Nov 15 (Reuters) - Australian shares touched an eight-week high on Wednesday, buoyed by a rally in mining and financial stocks, as falling U.S. inflation data raised bets that the Federal Reserve would not consider hiking interest rates for now.

The S&P/ASX 200 index rose 1.5% to 7,110.1 by 2359 GMT, its highest level since Sept. 21. The benchmark was also on track for its biggest daily jump since July 13.

Rate-pause bets got a boost as data on Tuesday showed U.S. consumer prices were unchanged in October, while underlying inflation rose in the smallest annual pace in two years.

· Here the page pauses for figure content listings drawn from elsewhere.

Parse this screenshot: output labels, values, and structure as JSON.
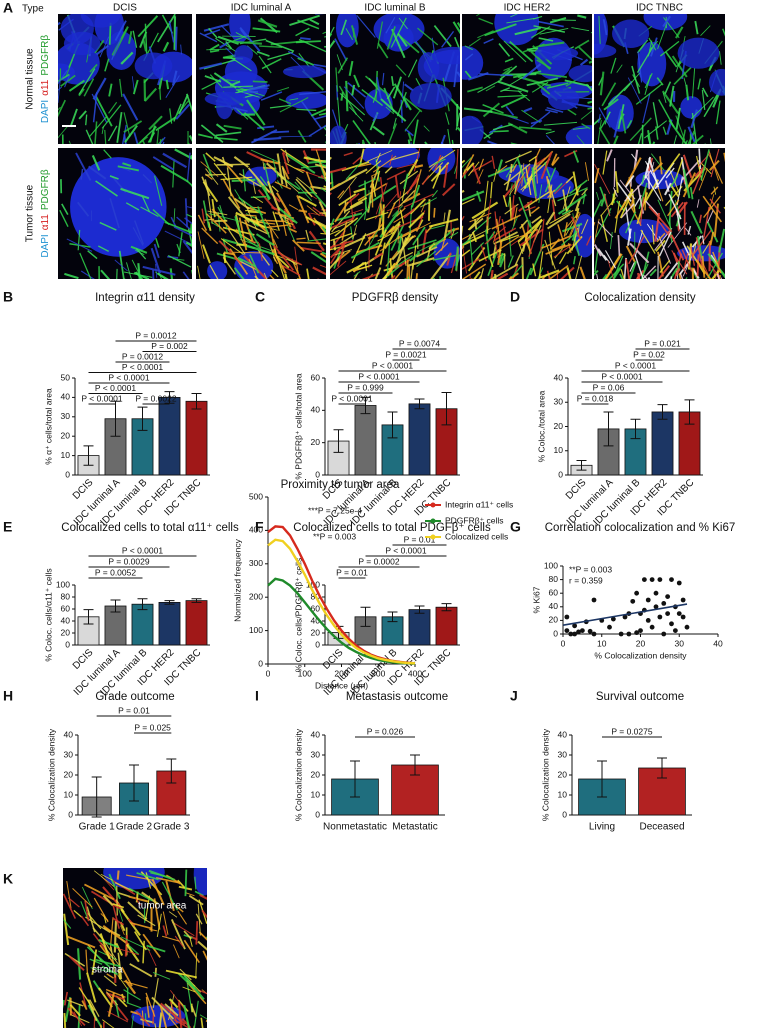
{
  "figure": {
    "panel_a": {
      "panel": "A",
      "type_label": "Type",
      "columns": [
        "DCIS",
        "IDC luminal A",
        "IDC luminal B",
        "IDC HER2",
        "IDC TNBC"
      ],
      "rows": [
        {
          "label": "Normal tissue",
          "stains": [
            "DAPI",
            "α11",
            "PDGFRβ"
          ]
        },
        {
          "label": "Tumor tissue",
          "stains": [
            "DAPI",
            "α11",
            "PDGFRβ"
          ]
        }
      ]
    },
    "panel_k_image": {
      "labels": [
        "tumor area",
        "stroma"
      ]
    }
  },
  "chart_data": [
    {
      "panel": "B",
      "type": "bar",
      "title": "Integrin α11 density",
      "y_label": "% α⁺ cells/total area",
      "categories": [
        "DCIS",
        "IDC luminal A",
        "IDC luminal B",
        "IDC HER2",
        "IDC TNBC"
      ],
      "values": [
        10,
        29,
        29,
        40,
        38
      ],
      "errors": [
        5,
        9,
        6,
        3,
        4
      ],
      "colors": [
        "#d9d9d9",
        "#6b6b6b",
        "#1f6e7e",
        "#1c3664",
        "#a01818"
      ],
      "ylim": [
        0,
        50
      ],
      "yticks": [
        0,
        10,
        20,
        30,
        40,
        50
      ],
      "comparisons": [
        {
          "pair": [
            "DCIS",
            "IDC luminal A"
          ],
          "label": "P < 0.0001"
        },
        {
          "pair": [
            "IDC luminal B",
            "IDC HER2"
          ],
          "label": "P = 0.0022"
        },
        {
          "pair": [
            "DCIS",
            "IDC luminal B"
          ],
          "label": "P < 0.0001"
        },
        {
          "pair": [
            "DCIS",
            "IDC HER2"
          ],
          "label": "P < 0.0001"
        },
        {
          "pair": [
            "DCIS",
            "IDC TNBC"
          ],
          "label": "P < 0.0001"
        },
        {
          "pair": [
            "IDC luminal A",
            "IDC HER2"
          ],
          "label": "P = 0.0012"
        },
        {
          "pair": [
            "IDC luminal B",
            "IDC TNBC"
          ],
          "label": "P = 0.002"
        },
        {
          "pair": [
            "IDC luminal A",
            "IDC TNBC"
          ],
          "label": "P = 0.0012"
        }
      ]
    },
    {
      "panel": "C",
      "type": "bar",
      "title": "PDGFRβ density",
      "y_label": "% PDGFRβ⁺ cells/total area",
      "categories": [
        "DCIS",
        "IDC luminal A",
        "IDC luminal B",
        "IDC HER2",
        "IDC TNBC"
      ],
      "values": [
        21,
        43,
        31,
        44,
        41
      ],
      "errors": [
        7,
        5,
        8,
        3,
        10
      ],
      "colors": [
        "#d9d9d9",
        "#6b6b6b",
        "#1f6e7e",
        "#1c3664",
        "#a01818"
      ],
      "ylim": [
        0,
        60
      ],
      "yticks": [
        0,
        20,
        40,
        60
      ],
      "comparisons": [
        {
          "pair": [
            "DCIS",
            "IDC luminal A"
          ],
          "label": "P < 0.0001"
        },
        {
          "pair": [
            "DCIS",
            "IDC luminal B"
          ],
          "label": "P = 0.999"
        },
        {
          "pair": [
            "DCIS",
            "IDC HER2"
          ],
          "label": "P < 0.0001"
        },
        {
          "pair": [
            "DCIS",
            "IDC TNBC"
          ],
          "label": "P < 0.0001"
        },
        {
          "pair": [
            "IDC luminal B",
            "IDC HER2"
          ],
          "label": "P = 0.0021"
        },
        {
          "pair": [
            "IDC luminal B",
            "IDC TNBC"
          ],
          "label": "P = 0.0074"
        }
      ]
    },
    {
      "panel": "D",
      "type": "bar",
      "title": "Colocalization density",
      "y_label": "% Coloc./total area",
      "categories": [
        "DCIS",
        "IDC luminal A",
        "IDC luminal B",
        "IDC HER2",
        "IDC TNBC"
      ],
      "values": [
        4,
        19,
        19,
        26,
        26
      ],
      "errors": [
        2,
        7,
        4,
        3,
        5
      ],
      "colors": [
        "#d9d9d9",
        "#6b6b6b",
        "#1f6e7e",
        "#1c3664",
        "#a01818"
      ],
      "ylim": [
        0,
        40
      ],
      "yticks": [
        0,
        10,
        20,
        30,
        40
      ],
      "comparisons": [
        {
          "pair": [
            "DCIS",
            "IDC luminal A"
          ],
          "label": "P = 0.018"
        },
        {
          "pair": [
            "DCIS",
            "IDC luminal B"
          ],
          "label": "P = 0.06"
        },
        {
          "pair": [
            "DCIS",
            "IDC HER2"
          ],
          "label": "P < 0.0001"
        },
        {
          "pair": [
            "DCIS",
            "IDC TNBC"
          ],
          "label": "P < 0.0001"
        },
        {
          "pair": [
            "IDC luminal B",
            "IDC HER2"
          ],
          "label": "P = 0.02"
        },
        {
          "pair": [
            "IDC luminal B",
            "IDC TNBC"
          ],
          "label": "P = 0.021"
        }
      ]
    },
    {
      "panel": "E",
      "type": "bar",
      "title": "Colocalized cells to total α11⁺ cells",
      "y_label": "% Coloc. cells/α11⁺ cells",
      "categories": [
        "DCIS",
        "IDC luminal A",
        "IDC luminal B",
        "IDC HER2",
        "IDC TNBC"
      ],
      "values": [
        47,
        65,
        68,
        71,
        74
      ],
      "errors": [
        12,
        10,
        9,
        3,
        3
      ],
      "colors": [
        "#d9d9d9",
        "#6b6b6b",
        "#1f6e7e",
        "#1c3664",
        "#a01818"
      ],
      "ylim": [
        0,
        100
      ],
      "yticks": [
        0,
        20,
        40,
        60,
        80,
        100
      ],
      "comparisons": [
        {
          "pair": [
            "DCIS",
            "IDC luminal B"
          ],
          "label": "P = 0.0052"
        },
        {
          "pair": [
            "DCIS",
            "IDC HER2"
          ],
          "label": "P = 0.0029"
        },
        {
          "pair": [
            "DCIS",
            "IDC TNBC"
          ],
          "label": "P < 0.0001"
        }
      ]
    },
    {
      "panel": "F",
      "type": "bar",
      "title": "Colocalized cells to total PDGFβ⁺ cells",
      "y_label": "% Coloc. cells/PDGFRβ⁺ cells",
      "categories": [
        "DCIS",
        "IDC luminal A",
        "IDC luminal B",
        "IDC HER2",
        "IDC TNBC"
      ],
      "values": [
        21,
        47,
        47,
        59,
        63
      ],
      "errors": [
        10,
        16,
        8,
        6,
        6
      ],
      "colors": [
        "#d9d9d9",
        "#6b6b6b",
        "#1f6e7e",
        "#1c3664",
        "#a01818"
      ],
      "ylim": [
        0,
        100
      ],
      "yticks": [
        0,
        20,
        40,
        60,
        80,
        100
      ],
      "comparisons": [
        {
          "pair": [
            "DCIS",
            "IDC luminal A"
          ],
          "label": "P = 0.01"
        },
        {
          "pair": [
            "DCIS",
            "IDC HER2"
          ],
          "label": "P = 0.0002"
        },
        {
          "pair": [
            "IDC luminal A",
            "IDC TNBC"
          ],
          "label": "P < 0.0001"
        },
        {
          "pair": [
            "IDC luminal B",
            "IDC TNBC"
          ],
          "label": "P = 0.01"
        }
      ]
    },
    {
      "panel": "G",
      "type": "scatter",
      "title": "Correlation colocalization and % Ki67",
      "x_label": "% Colocalization density",
      "y_label": "% Ki67",
      "annotations": [
        "**P = 0.003",
        "r = 0.359"
      ],
      "x": [
        1,
        1,
        2,
        3,
        3,
        4,
        5,
        6,
        7,
        8,
        8,
        10,
        12,
        13,
        15,
        16,
        17,
        17,
        18,
        19,
        19,
        20,
        20,
        21,
        21,
        22,
        22,
        23,
        23,
        24,
        24,
        25,
        25,
        26,
        26,
        27,
        27,
        28,
        28,
        29,
        29,
        30,
        30,
        31,
        31,
        32
      ],
      "values": [
        5,
        25,
        0,
        0,
        12,
        3,
        5,
        18,
        4,
        0,
        50,
        20,
        10,
        22,
        0,
        25,
        30,
        0,
        48,
        2,
        60,
        30,
        5,
        80,
        35,
        20,
        50,
        80,
        10,
        40,
        60,
        80,
        25,
        45,
        0,
        30,
        55,
        15,
        80,
        40,
        5,
        75,
        30,
        25,
        50,
        10
      ],
      "fit_x": [
        0,
        32
      ],
      "fit_y": [
        13,
        44
      ],
      "fit_color": "#1c3664",
      "xlim": [
        0,
        40
      ],
      "xticks": [
        0,
        10,
        20,
        30,
        40
      ],
      "ylim": [
        0,
        100
      ],
      "yticks": [
        0,
        20,
        40,
        60,
        80,
        100
      ]
    },
    {
      "panel": "H",
      "type": "bar",
      "title": "Grade outcome",
      "y_label": "% Colocalization density",
      "categories": [
        "Grade 1",
        "Grade 2",
        "Grade 3"
      ],
      "values": [
        9,
        16,
        22
      ],
      "errors": [
        10,
        9,
        6
      ],
      "colors": [
        "#808080",
        "#1f6e7e",
        "#b22222"
      ],
      "ylim": [
        0,
        40
      ],
      "yticks": [
        0,
        10,
        20,
        30,
        40
      ],
      "comparisons": [
        {
          "pair": [
            "Grade 2",
            "Grade 3"
          ],
          "label": "P = 0.025"
        },
        {
          "pair": [
            "Grade 1",
            "Grade 3"
          ],
          "label": "P = 0.01"
        }
      ]
    },
    {
      "panel": "I",
      "type": "bar",
      "title": "Metastasis outcome",
      "y_label": "% Colocalization density",
      "categories": [
        "Nonmetastatic",
        "Metastatic"
      ],
      "values": [
        18,
        25
      ],
      "errors": [
        9,
        5
      ],
      "colors": [
        "#1f6e7e",
        "#b22222"
      ],
      "ylim": [
        0,
        40
      ],
      "yticks": [
        0,
        10,
        20,
        30,
        40
      ],
      "comparisons": [
        {
          "pair": [
            "Nonmetastatic",
            "Metastatic"
          ],
          "label": "P = 0.026"
        }
      ]
    },
    {
      "panel": "J",
      "type": "bar",
      "title": "Survival outcome",
      "y_label": "% Colocalization density",
      "categories": [
        "Living",
        "Deceased"
      ],
      "values": [
        18,
        23.5
      ],
      "errors": [
        9,
        5
      ],
      "colors": [
        "#1f6e7e",
        "#b22222"
      ],
      "ylim": [
        0,
        40
      ],
      "yticks": [
        0,
        10,
        20,
        30,
        40
      ],
      "comparisons": [
        {
          "pair": [
            "Living",
            "Deceased"
          ],
          "label": "P = 0.0275"
        }
      ]
    },
    {
      "panel": "K",
      "type": "line",
      "title": "Proximity to tumor area",
      "x_label": "Distance (μm)",
      "y_label": "Normalized frequency",
      "annotations": [
        "***P = 7.25e-4",
        "**P = 0.003"
      ],
      "x": [
        0,
        20,
        40,
        60,
        80,
        100,
        120,
        140,
        160,
        180,
        200,
        220,
        240,
        260,
        280,
        300,
        320,
        340,
        360,
        380,
        400
      ],
      "series": [
        {
          "name": "Integrin α11⁺ cells",
          "color": "#d62a1e",
          "values": [
            395,
            412,
            410,
            385,
            345,
            300,
            250,
            205,
            165,
            130,
            100,
            75,
            55,
            40,
            28,
            20,
            14,
            9,
            6,
            4,
            2
          ]
        },
        {
          "name": "PDGFRβ⁺ cells",
          "color": "#1f8a2a",
          "values": [
            235,
            255,
            250,
            235,
            212,
            185,
            157,
            130,
            105,
            83,
            64,
            48,
            36,
            26,
            18,
            12,
            8,
            5,
            3,
            2,
            1
          ]
        },
        {
          "name": "Colocalized cells",
          "color": "#f0d020",
          "values": [
            355,
            372,
            368,
            345,
            308,
            268,
            222,
            182,
            146,
            115,
            88,
            66,
            48,
            35,
            25,
            17,
            12,
            8,
            5,
            3,
            2
          ]
        }
      ],
      "xlim": [
        0,
        400
      ],
      "xticks": [
        0,
        100,
        200,
        300,
        400
      ],
      "ylim": [
        0,
        500
      ],
      "yticks": [
        0,
        100,
        200,
        300,
        400,
        500
      ]
    }
  ]
}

In Australia, data showed third-quarter wage price index rose 4% annually, compared with 3.9% growth expected by a Reuters Poll.

Gold stocks soared 3.6% to post their biggest intraday jump since Jan. 4.

Northern Star Resources advanced 3.9% and Evolution Mining surged 4.6%. ASX-listed shares of Newmont Corp rose 3.5%.

Miners also climbed 2.7% to hit a 2-month high, drawing strength from higher iron ore prices as China's stimulus measures for its steel-heavy property sector lifted demand outlook.

Rio Tinto jumped 3% and BHP Group advanced 2.1%.

Rate-sensitive financial stocks extended gains, adding 0.9% and set for their sharpest climb since Nov. 3.

The "big four" banks added between 0.7% and 1.2%.

Meanwhile, energy stocks bucked the trend, falling by 0.6% as oil prices pared gains on signs tensions in the Middle East could be easing and uncertainty about U.S. oil inventories.

Heavyweights Santos fell 1.1%, while Woodside Energy was down 0.3%.

Leading gains on the benchmark, Centuria Capital Group jumped 1.5% after the specialist investment manager secured A$500 million ($324.70 million) institutional industrial funding.

The New Zealand benchmark S&P/NZX 50 index rose 1.4% to 11,333.16.